On Writing: What Second Drafts can do for you

After completing the First Draft of Tempus Expletive, I put the book away for three months, needing to establish some space before I looked at it again. I made a start on another novel, which I didn’t continue with, the novel I’m trying to get myself properly into at the moment, as it happens.
When I came back to start the Second Draft, I had not gone very far at all before I realised that I had committed a major oversight in internal logic.
In Fugitive I’d introduced the idea of parallel Earths, and the idea that too many time-trips to the same place/time ‘softened’ the barriers between different versions of them and created the danger of accidental slippage. And I’d used an inversion of the same situation to create the conditions for  the crossing between parallel worlds in Infinitive.
I used the same basic scenario at the start of Expletive: Jack and Alison are back at Old Trafford for that Roses Match again, taking care to avoid themselves from different times, but falling foul of an encounter with themselves from a different Earth.
This had always been intended to turn them towards other, more facetious uses of the Time Machine as a process that would culminate in Alison being left behind, but I realised, on re-reading the First Draft, that I had taken for granted that Jack and Alison returned to “Earth-1”, when if I were being consistent, there was not only no certainty of that but rather the opposite.
Up to this point, my Second Drafts had been refinements on an established story. Sharpening, tightening. Adding lines in the first half that foreshadowed (subtly) what happened in the second half. This was the first time I faced a major re-writing of my entire plot in order to make it workable.
I’m going to take on trust that other writers, faced with a similar concern, would do what I did and seek to salvage as much of their existing work as they could. Given my approach of developing the story organically, if I were to simply throw in this new development and start from there, this would no longer be a Second Draft.
How, therefore, could I accommodate this new notion within my existing storyline?
It was relatively easy to interpolate the respective realisations of Jack and Alison that they were on the wrong Earth, and the subsequent decision to do nothing about it in the short term, but that was just a stopgap. How to make that play out?
Let me digress at this point to sing the praises of Gene Wolfe, probably the best writer on the planet at the moment, and a writer of infinite subtlety whose novels always contain considerably more between the lines that are written than what is merely revealed by the surface of the page. In the case of the justifiably legendary and sublime The Book of the New Sun tetraology, this consists of a completely different and far more significant story than the one being narrated.
I’ve not written about Wolfe directly in this blog (out of a sense of inferiority both as writer and critic/interpretor), but he was my inspiration for what happened next.
I wanted to be a better writer (I still do, and always will). I wanted to be able, in some small measure, to live up to Gene Wolfe. And it seemed that in my limited fashion I could now do so, by introducing an ‘overstory’, a separate tale of which Jack and Alison were unaware, but which encompassed their own misadventures and overtook them.
It had to be Roland, of course, Roland who I’d left out of this book in order to keep company with Jack and Alison, but who would never allow himself to be eclipsed in this manner, and who would prove to be a hidden hand in forcing a resolution now required by this new plot development.

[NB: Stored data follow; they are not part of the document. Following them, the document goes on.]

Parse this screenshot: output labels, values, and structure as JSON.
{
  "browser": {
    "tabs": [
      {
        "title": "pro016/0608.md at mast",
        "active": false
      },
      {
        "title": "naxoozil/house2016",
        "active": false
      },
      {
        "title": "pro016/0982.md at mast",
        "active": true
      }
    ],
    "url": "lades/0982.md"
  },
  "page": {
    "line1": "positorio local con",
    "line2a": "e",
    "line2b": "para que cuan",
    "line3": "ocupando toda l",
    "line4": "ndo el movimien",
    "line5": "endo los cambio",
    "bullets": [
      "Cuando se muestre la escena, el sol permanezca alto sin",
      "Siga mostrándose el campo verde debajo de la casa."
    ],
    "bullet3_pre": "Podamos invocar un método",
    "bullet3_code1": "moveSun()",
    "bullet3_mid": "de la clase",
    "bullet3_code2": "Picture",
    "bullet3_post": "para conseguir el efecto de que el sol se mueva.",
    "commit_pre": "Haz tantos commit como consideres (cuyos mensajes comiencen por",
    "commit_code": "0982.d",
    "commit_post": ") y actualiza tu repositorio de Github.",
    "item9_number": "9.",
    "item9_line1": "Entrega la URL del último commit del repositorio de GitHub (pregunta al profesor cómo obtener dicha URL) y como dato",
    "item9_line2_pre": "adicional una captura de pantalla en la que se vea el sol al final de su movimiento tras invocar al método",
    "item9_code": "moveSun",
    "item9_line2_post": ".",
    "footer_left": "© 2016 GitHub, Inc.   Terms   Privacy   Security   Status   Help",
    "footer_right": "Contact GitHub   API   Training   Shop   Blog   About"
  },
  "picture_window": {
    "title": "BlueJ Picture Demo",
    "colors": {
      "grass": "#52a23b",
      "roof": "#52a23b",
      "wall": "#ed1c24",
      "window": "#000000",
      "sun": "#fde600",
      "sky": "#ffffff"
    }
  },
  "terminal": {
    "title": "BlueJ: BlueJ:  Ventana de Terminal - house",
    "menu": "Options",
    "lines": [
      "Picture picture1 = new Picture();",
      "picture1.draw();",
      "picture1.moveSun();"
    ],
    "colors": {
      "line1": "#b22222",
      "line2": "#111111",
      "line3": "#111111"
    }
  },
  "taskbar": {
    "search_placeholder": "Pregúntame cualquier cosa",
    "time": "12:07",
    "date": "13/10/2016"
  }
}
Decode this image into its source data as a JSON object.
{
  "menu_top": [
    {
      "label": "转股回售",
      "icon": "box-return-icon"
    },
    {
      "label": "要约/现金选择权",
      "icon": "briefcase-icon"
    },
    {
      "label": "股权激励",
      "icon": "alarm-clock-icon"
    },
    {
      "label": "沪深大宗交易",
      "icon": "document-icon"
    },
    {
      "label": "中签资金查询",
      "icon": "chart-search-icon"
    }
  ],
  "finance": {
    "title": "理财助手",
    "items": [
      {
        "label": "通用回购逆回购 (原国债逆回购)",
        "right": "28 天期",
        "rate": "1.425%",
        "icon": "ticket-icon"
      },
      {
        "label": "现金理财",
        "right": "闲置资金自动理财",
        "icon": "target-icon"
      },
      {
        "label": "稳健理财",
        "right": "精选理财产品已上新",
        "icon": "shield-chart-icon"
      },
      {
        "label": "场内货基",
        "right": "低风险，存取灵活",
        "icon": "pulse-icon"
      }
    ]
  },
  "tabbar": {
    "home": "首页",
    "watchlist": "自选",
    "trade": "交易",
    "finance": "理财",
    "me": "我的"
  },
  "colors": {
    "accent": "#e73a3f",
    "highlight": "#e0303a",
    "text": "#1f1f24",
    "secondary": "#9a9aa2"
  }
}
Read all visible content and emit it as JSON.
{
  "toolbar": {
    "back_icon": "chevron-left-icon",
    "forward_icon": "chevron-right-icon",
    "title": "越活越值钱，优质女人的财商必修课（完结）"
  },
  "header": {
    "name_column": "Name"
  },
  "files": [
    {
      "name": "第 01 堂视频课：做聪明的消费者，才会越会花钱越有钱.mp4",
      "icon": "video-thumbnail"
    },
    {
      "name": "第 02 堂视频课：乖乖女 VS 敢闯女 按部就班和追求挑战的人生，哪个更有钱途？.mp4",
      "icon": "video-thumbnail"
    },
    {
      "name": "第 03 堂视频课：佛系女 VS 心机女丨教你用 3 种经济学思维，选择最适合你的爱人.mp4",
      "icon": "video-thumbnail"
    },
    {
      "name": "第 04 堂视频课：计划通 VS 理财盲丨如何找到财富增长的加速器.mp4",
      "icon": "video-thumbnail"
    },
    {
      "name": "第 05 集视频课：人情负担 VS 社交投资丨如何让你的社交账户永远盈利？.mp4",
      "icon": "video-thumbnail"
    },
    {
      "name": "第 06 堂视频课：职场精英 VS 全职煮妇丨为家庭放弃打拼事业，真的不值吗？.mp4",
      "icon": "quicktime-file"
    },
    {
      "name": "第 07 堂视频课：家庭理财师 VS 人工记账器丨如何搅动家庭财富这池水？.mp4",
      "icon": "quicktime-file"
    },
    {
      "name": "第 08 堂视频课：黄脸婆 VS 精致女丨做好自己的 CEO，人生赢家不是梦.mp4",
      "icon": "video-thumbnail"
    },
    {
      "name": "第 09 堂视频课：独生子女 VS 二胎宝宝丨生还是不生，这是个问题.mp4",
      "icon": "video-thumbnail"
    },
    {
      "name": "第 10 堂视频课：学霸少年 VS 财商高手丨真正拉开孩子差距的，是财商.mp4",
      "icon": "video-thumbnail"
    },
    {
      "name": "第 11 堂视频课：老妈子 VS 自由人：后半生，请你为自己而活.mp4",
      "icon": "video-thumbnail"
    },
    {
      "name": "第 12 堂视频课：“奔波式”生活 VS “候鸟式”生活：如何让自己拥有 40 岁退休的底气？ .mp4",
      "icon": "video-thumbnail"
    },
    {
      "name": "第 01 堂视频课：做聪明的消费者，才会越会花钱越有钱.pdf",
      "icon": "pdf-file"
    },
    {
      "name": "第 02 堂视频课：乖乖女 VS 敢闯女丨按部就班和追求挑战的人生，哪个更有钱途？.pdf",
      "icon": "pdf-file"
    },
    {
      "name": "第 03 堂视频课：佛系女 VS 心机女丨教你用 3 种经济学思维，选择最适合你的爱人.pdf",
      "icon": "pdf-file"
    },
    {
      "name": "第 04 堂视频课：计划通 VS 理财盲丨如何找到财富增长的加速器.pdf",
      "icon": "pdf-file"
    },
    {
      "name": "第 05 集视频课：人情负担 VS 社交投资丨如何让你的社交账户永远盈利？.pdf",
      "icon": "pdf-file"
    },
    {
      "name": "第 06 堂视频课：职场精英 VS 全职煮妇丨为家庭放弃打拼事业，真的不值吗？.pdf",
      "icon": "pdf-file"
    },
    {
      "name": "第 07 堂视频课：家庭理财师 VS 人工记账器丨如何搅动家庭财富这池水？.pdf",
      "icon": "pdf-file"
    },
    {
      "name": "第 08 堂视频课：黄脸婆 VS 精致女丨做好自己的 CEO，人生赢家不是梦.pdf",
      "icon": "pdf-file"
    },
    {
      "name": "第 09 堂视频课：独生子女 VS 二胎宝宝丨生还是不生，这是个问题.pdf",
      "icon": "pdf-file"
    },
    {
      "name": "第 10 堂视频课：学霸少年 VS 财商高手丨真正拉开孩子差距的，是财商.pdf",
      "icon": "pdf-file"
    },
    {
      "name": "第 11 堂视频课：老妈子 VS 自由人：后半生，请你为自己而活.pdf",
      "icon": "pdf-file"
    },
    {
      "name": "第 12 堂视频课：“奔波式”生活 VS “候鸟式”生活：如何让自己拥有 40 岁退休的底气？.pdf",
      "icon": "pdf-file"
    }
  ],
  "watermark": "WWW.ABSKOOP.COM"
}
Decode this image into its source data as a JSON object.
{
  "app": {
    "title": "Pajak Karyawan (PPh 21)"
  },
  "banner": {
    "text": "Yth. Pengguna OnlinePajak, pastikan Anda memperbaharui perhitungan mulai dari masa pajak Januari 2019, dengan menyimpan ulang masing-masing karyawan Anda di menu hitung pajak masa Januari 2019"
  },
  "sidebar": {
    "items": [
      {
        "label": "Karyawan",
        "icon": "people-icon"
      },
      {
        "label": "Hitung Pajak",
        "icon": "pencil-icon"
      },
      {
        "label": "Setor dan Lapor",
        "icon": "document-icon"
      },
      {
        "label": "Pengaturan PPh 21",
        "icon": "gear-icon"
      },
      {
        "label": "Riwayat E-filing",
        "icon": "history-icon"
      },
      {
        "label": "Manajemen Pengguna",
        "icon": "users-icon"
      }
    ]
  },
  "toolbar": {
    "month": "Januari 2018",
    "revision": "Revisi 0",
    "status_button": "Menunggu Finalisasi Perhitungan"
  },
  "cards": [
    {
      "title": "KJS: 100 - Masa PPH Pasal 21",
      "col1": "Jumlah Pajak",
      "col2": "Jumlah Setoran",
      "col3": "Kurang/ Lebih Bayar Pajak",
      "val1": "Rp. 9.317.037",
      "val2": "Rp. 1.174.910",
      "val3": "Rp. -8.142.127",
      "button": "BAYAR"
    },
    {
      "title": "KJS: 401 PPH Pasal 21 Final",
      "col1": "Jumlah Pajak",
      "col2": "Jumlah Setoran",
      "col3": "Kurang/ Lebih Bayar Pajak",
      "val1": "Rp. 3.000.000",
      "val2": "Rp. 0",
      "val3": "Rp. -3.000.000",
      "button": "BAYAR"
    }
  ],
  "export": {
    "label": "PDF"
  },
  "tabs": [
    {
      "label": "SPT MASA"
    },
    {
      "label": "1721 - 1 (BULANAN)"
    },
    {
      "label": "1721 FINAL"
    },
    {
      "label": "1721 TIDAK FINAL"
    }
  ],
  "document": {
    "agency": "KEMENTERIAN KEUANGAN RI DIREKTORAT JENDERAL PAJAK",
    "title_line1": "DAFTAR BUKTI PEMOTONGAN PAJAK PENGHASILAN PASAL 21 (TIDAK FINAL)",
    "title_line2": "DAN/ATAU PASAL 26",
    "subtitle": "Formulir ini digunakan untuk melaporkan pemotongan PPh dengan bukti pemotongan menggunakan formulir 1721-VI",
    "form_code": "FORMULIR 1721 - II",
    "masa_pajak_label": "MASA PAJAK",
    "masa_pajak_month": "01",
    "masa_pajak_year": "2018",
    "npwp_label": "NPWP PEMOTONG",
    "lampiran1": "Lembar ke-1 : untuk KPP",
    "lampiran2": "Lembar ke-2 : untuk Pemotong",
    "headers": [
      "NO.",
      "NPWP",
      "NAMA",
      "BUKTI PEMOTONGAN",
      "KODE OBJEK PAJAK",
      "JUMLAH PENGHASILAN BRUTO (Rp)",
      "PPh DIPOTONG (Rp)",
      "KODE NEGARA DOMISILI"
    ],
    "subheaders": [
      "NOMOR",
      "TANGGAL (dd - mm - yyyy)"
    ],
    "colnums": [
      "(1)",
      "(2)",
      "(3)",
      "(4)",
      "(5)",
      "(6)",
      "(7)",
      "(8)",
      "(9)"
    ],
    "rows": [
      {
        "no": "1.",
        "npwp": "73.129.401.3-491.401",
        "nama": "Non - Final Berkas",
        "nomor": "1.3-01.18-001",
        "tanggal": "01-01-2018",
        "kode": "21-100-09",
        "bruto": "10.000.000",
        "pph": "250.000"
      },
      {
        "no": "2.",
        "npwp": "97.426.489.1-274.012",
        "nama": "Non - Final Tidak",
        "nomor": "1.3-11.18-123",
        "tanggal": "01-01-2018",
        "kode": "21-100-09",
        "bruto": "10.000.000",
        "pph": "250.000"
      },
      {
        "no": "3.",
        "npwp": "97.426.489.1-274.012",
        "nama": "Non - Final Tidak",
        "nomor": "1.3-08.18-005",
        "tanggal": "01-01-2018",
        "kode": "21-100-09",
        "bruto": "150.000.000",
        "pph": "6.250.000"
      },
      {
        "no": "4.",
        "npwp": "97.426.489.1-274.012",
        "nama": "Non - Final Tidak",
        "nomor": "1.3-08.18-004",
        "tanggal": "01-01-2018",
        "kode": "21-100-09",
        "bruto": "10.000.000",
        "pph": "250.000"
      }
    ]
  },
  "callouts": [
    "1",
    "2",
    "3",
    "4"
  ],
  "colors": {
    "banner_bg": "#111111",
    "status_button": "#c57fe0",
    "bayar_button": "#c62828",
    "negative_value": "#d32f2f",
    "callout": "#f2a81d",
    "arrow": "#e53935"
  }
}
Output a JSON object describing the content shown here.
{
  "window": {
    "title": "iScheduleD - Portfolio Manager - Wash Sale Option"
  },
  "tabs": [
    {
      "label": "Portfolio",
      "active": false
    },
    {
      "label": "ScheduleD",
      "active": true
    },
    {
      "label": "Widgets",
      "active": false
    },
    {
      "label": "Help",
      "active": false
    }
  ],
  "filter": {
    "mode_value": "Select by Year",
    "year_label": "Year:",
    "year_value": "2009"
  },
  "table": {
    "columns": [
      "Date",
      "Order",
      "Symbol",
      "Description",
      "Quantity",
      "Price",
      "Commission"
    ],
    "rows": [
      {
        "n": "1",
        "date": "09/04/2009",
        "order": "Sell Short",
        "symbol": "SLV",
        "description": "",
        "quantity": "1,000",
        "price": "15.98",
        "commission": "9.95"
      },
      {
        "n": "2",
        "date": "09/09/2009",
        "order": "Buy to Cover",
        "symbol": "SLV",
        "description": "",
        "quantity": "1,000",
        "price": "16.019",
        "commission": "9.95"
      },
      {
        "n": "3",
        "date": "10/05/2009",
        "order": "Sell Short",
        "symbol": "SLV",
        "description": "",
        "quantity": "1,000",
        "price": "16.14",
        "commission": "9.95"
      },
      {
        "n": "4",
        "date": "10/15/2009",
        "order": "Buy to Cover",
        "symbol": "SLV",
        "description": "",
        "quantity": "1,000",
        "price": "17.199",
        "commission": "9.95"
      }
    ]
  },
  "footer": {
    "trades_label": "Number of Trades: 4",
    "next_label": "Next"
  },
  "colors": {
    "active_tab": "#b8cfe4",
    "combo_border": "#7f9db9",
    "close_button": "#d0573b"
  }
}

In terms of re-writing, for much of the way I needed only a line here and there that could be read a different way when Roland stepped out of the shadows – or the smog, to be technical, but the revelation of this overriding plot took over the final fifth of the story, overtly interfering, extending and deepening the book, allowing me to create a justification for that awkward explanation for the original baddy going improbably bad again, and creating a second and forceful context for the ending – which remained as written in the First Draft, give or take the polishing.
This was an object lesson in being prepared to abandon large parts of your story if its internal logic forces it upon you. Just because you’ve written a story a certain way in its first draft, it doesn’t mean that you’re stuck forever with that, that you can only polish and revise from then on. I learned that I was technically capable of revisiting and substantially reshaping the internal reality of my story, that I was not bound to follow it.
Writing is a collaboration between yourself and your characters. You still can’t make them do what they don’t want to do – or can’t – but you can reform reality around them and let them respond to a different set of circumstances.
I also earned myself a new technique, this idea of revelatory knowledge, of a character knowing something all along that they have simply chosen (for good reason, naturally) not to bring up before the moment in which its production changes perspectives. Something that makes you suddenly look twice at a character that you think you’ve known all along, but who has been keeping something hidden. It’s a technique I’ve used in my next novel, appropriately enough in a section of the Second Draft that was a substantial insertion of new material.